We understand simulacrum as 1. an image or representation, and 2. a vague or unreal semblance taking on traces but separating itself from the original.

My thesis explores: What if we lost the ability to discern what our eyes perceive and what our minds are recalling? If we may use the act of recall as an ally, it now becomes a game of deception. By using a priori experience, I wish to turn past knowns on themselves. The intent to propose a built environment further, and one based on dishonesty, will initiate and trigger a new form of sensorial, tactile and habitable experiences. My thesis follows Jean Baudrillard’s "precession of simulacra" that debunks our dependency on truths and symbols.
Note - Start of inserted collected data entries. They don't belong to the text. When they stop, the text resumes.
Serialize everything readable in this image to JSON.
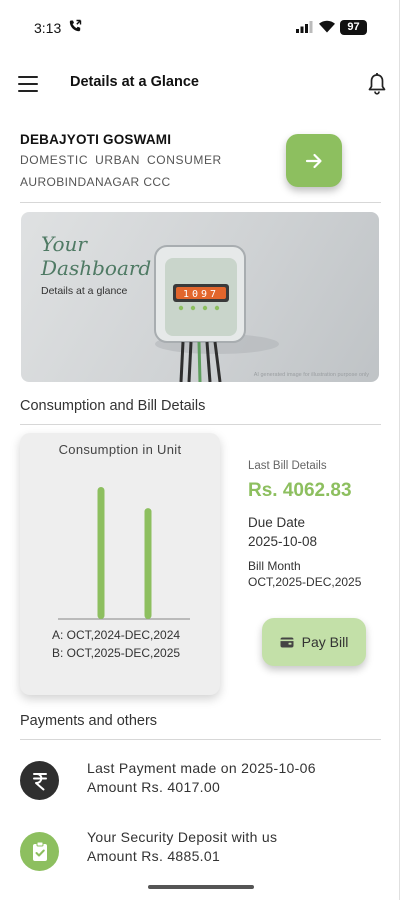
{
  "status_bar": {
    "time": "3:13",
    "battery": "97"
  },
  "app_bar": {
    "title": "Details at a Glance"
  },
  "consumer": {
    "name": "DEBAJYOTI GOSWAMI",
    "type": "DOMESTIC URBAN CONSUMER",
    "ccc": "AUROBINDANAGAR CCC"
  },
  "banner": {
    "heading_line1": "Your",
    "heading_line2": "Dashboard",
    "subtitle": "Details at a glance",
    "meter_digits": "1097",
    "credit": "AI generated image for illustration purpose only"
  },
  "sections": {
    "consumption": "Consumption and Bill Details",
    "payments": "Payments and others"
  },
  "chart_data": {
    "type": "bar",
    "title": "Consumption in Unit",
    "categories": [
      "A",
      "B"
    ],
    "values": [
      100,
      84
    ],
    "legend": [
      "A: OCT,2024-DEC,2024",
      "B: OCT,2025-DEC,2025"
    ],
    "bar_color": "#8dbf5f"
  },
  "last_bill": {
    "label": "Last Bill Details",
    "amount": "Rs. 4062.83",
    "due_label": "Due Date",
    "due_date": "2025-10-08",
    "month_label": "Bill Month",
    "month_value": "OCT,2025-DEC,2025",
    "pay_button": "Pay Bill"
  },
  "payments": [
    {
      "icon": "rupee-icon",
      "line1": "Last Payment made on 2025-10-06",
      "line2": "Amount Rs. 4017.00"
    },
    {
      "icon": "clipboard-check-icon",
      "line1": "Your Security Deposit with us",
      "line2": "Amount Rs. 4885.01"
    }
  ],
  "colors": {
    "accent_green": "#8dbf5f",
    "light_green": "#c3e0a8",
    "dark_icon_bg": "#2f2f2f"
  }
}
For Baudrillard, the technique of trompe l'oeil paintings led him to speculate the increasing difficulties one faces in separating a representation of reality from reality itself (Kellner). Trompe l'oeil fought for an illusion which intended to simulate or depict a reality beyond the existing. In essence, these portraits extend conditions of the present reality to generate not an alternate but a continuation of its likeness. Baudrillard's treatise found this disillusion implemented in the arts to possess a direct disturbance onto reality itself. His allegorical claim issued "the territory no longer precedes the map, nor does it survive it" (Baudrillard, 166). Following his publications of the late 70s and early 80s, the emergence of new art forms began to push the genre towards a simulated and hyper-real artifice. This signaled a new form of simulacrum. No longer was representation an illustration or abstraction of reality, the truth lay in the image itself. The image, as it is, thus supersedes the original. In effect, Baudrillard suggested that society would lose its ability to discern. Were this to be true, distinction and truth would be indistinguishable.